Radiographic Findings
My colleagues and I do not believe in the use of fixed radiographic angles for determining if correction is needed. Certain parameters that are associated with rapid degenerative changes, such as an articular incongruence greater than 2 mm or the prearthritic deformity of a dorsal defect greater than 20 to 30 degrees, are considered formal surgical indications, independent of patient symptoms, especially in a young patient. Lanz and Kron35 suggest comparisons of the affected wrist with statistical radiographic standards to quantify amount of deformity.3,15,22,36 In contrast, a comparison tailored to the patient’s particular anatomy can be obtained with radiographs of the uninjured wrist, as suggested in an earlier work.7
Timing
Although correction of extra-articular deformity can be safely delayed until the soft tissues offer an ideal surgical environment, and maximal residual function of the wrist has been regained, intra-articular deformity should be dealt with as soon as possible, before irreversible articular damage occurs.

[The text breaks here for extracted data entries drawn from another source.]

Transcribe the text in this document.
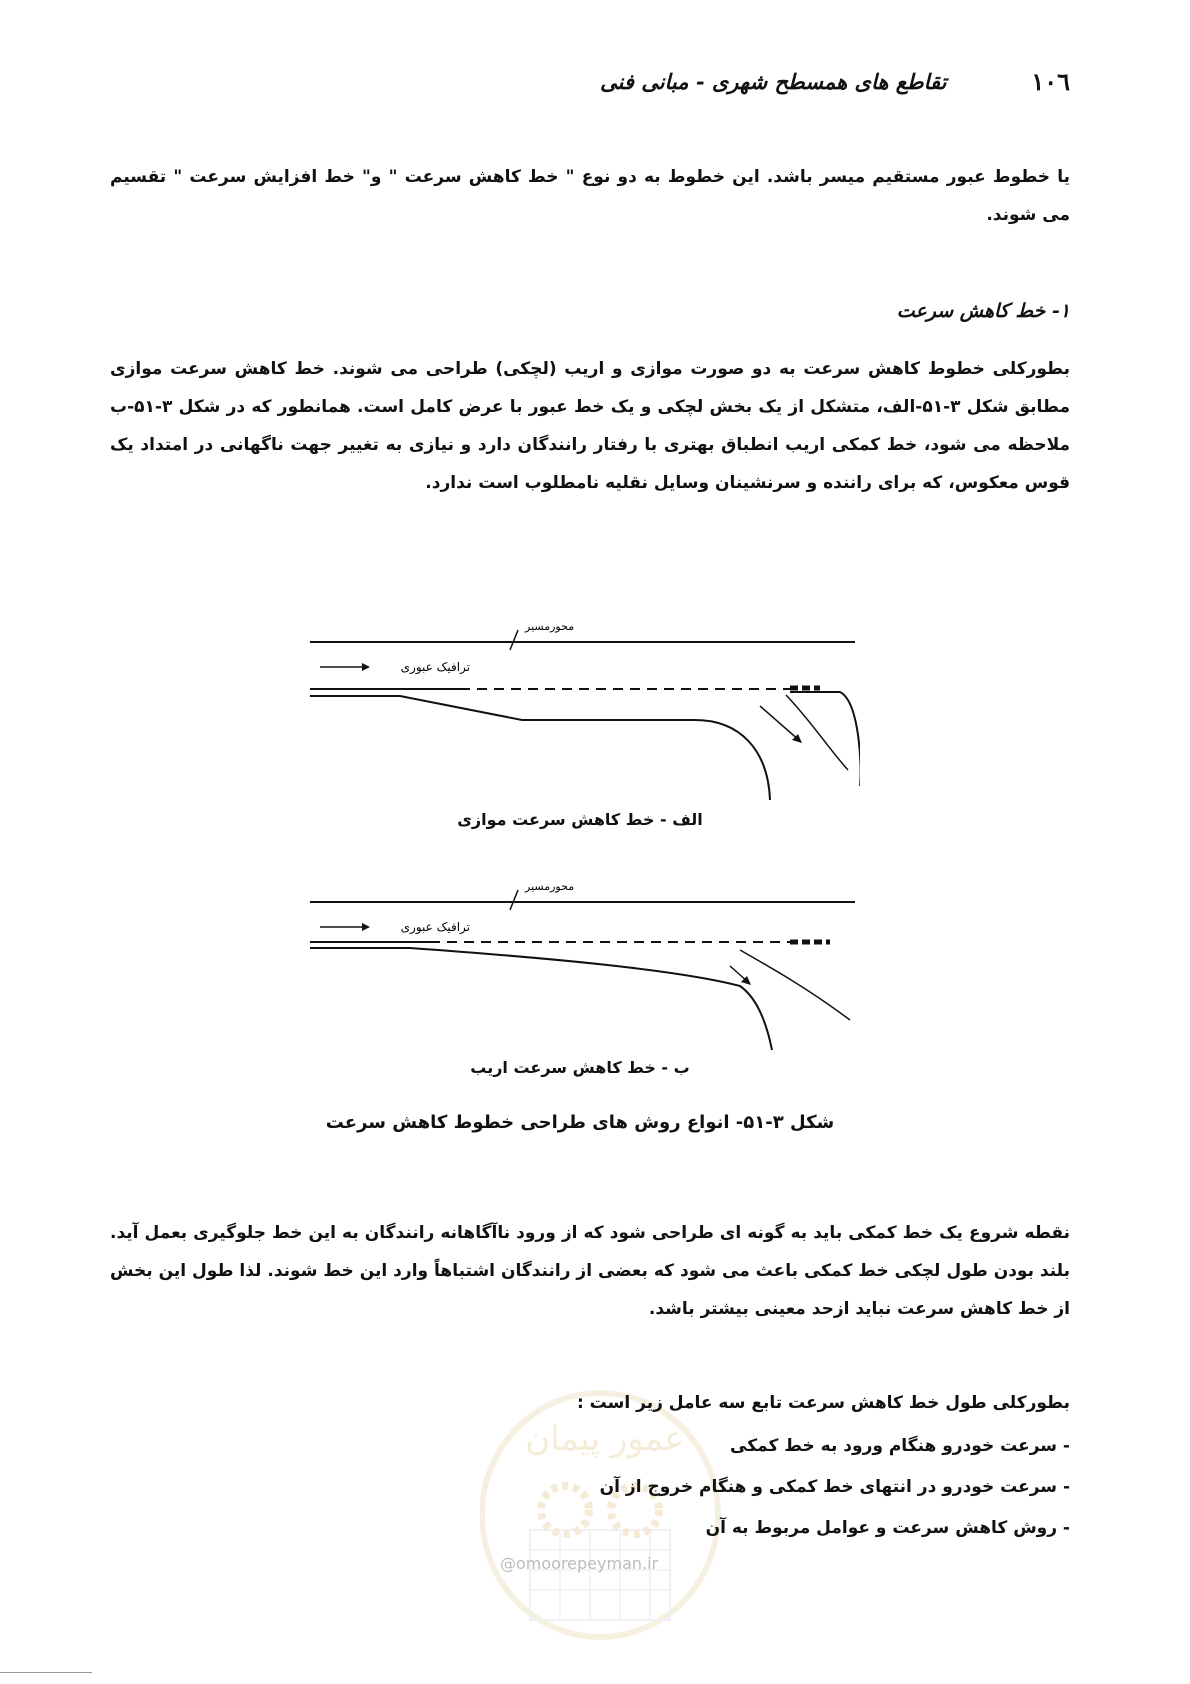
تقاطع های همسطح شهری - مبانی فنی	١٠٦

یا خطوط عبور مستقیم میسر باشد. این خطوط به دو نوع " خط کاهش سرعت " و" خط افزایش سرعت " تقسیم می شوند.

۱- خط کاهش سرعت

بطورکلی خطوط کاهش سرعت به دو صورت موازی و اریب (لچکی) طراحی می شوند. خط کاهش سرعت موازی مطابق شکل ۳-۵۱-الف، متشکل از یک بخش لچکی و یک خط عبور با عرض کامل است. همانطور که در شکل ۳-۵۱-ب ملاحظه می شود، خط کمکی اریب انطباق بهتری با رفتار رانندگان دارد و نیازی به تغییر جهت ناگهانی در امتداد یک قوس معکوس، که برای راننده و سرنشینان وسایل نقلیه نامطلوب است ندارد.

محورمسیر
ترافیک عبوری
الف - خط کاهش سرعت موازی
محورمسیر
ترافیک عبوری
ب - خط کاهش سرعت اریب
شکل ۳-۵۱- انواع روش های طراحی خطوط کاهش سرعت

نقطه شروع یک خط کمکی باید به گونه ای طراحی شود که از ورود ناآگاهانه رانندگان به این خط جلوگیری بعمل آید. بلند بودن طول لچکی خط کمکی باعث می شود که بعضی از رانندگان اشتباهاً وارد این خط شوند. لذا طول این بخش از خط کاهش سرعت نباید ازحد معینی بیشتر باشد.

عمور پیمان
@omoorepeyman.ir
بطورکلی طول خط کاهش سرعت تابع سه عامل زیر است :
- سرعت خودرو هنگام ورود به خط کمکی
- سرعت خودرو در انتهای خط کمکی و هنگام خروج از آن
- روش کاهش سرعت و عوامل مربوط به آن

Jupiter and Ring37 compared the results of early and late osteotomies in two similar cohorts and concluded that early correction provided easier radial and DRUJ realignment because of the absence of soft tissue and capsular contractures. The need for structural iliac crest bone graft is diminished because the local nascent callus material can be used to fill defects. Jupiter and Ring37 concluded that although functional results are similar in both groups, early surgery resulted in considerably less total disability and earlier return to work.

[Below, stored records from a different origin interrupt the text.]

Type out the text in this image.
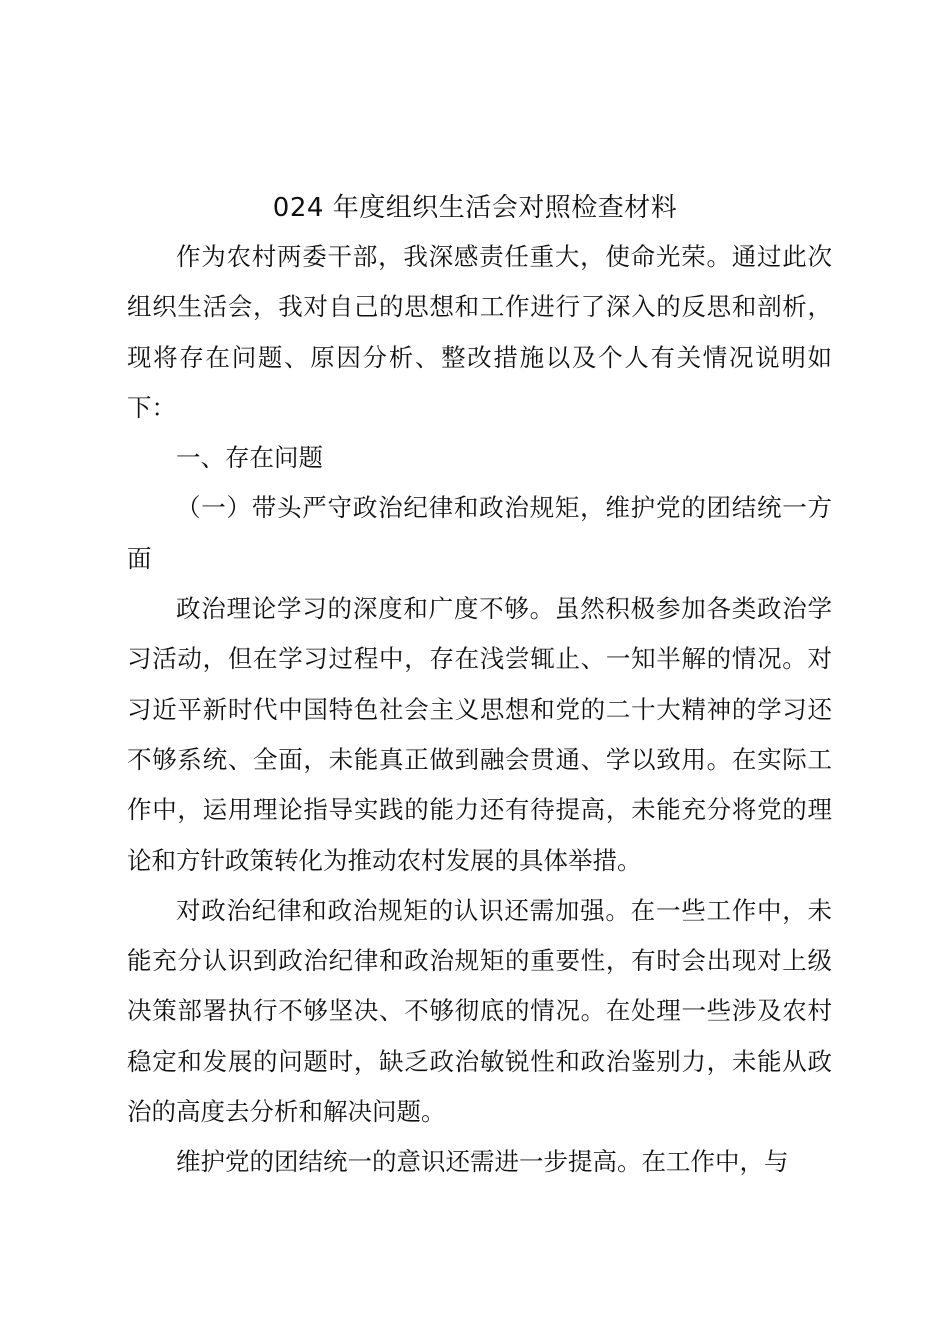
024 年度组织生活会对照检查材料

作为农村两委干部，我深感责任重大，使命光荣。通过此次组织生活会，我对自己的思想和工作进行了深入的反思和剖析，现将存在问题、原因分析、整改措施以及个人有关情况说明如下：

一、存在问题

（一）带头严守政治纪律和政治规矩，维护党的团结统一方面

政治理论学习的深度和广度不够。虽然积极参加各类政治学习活动，但在学习过程中，存在浅尝辄止、一知半解的情况。对习近平新时代中国特色社会主义思想和党的二十大精神的学习还不够系统、全面，未能真正做到融会贯通、学以致用。在实际工作中，运用理论指导实践的能力还有待提高，未能充分将党的理论和方针政策转化为推动农村发展的具体举措。

对政治纪律和政治规矩的认识还需加强。在一些工作中，未能充分认识到政治纪律和政治规矩的重要性，有时会出现对上级决策部署执行不够坚决、不够彻底的情况。在处理一些涉及农村稳定和发展的问题时，缺乏政治敏锐性和政治鉴别力，未能从政治的高度去分析和解决问题。

维护党的团结统一的意识还需进一步提高。在工作中，与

Surgical Correction of Extra-articular Dorsal Deformity: Management Options
Dorsal Approach
Preoperative Planning
A careful preoperative plan incorporating K-wires that mark the angles of correction is characteristic of this technique (Fig. 56-3). These angles are mandatory to simplify the procedure, guarantee an accurate angular correction, and diminish the need for intraoperative image control. Prerequisites for this planning process are standard radiographs of the injured and uninjured side. When superimposed, these images allow localization of the osteotomy site and measurement of angular deformity in the two orthogonal projections: the lateral view (sagittal plane) and the anteroposterior view (frontal plane).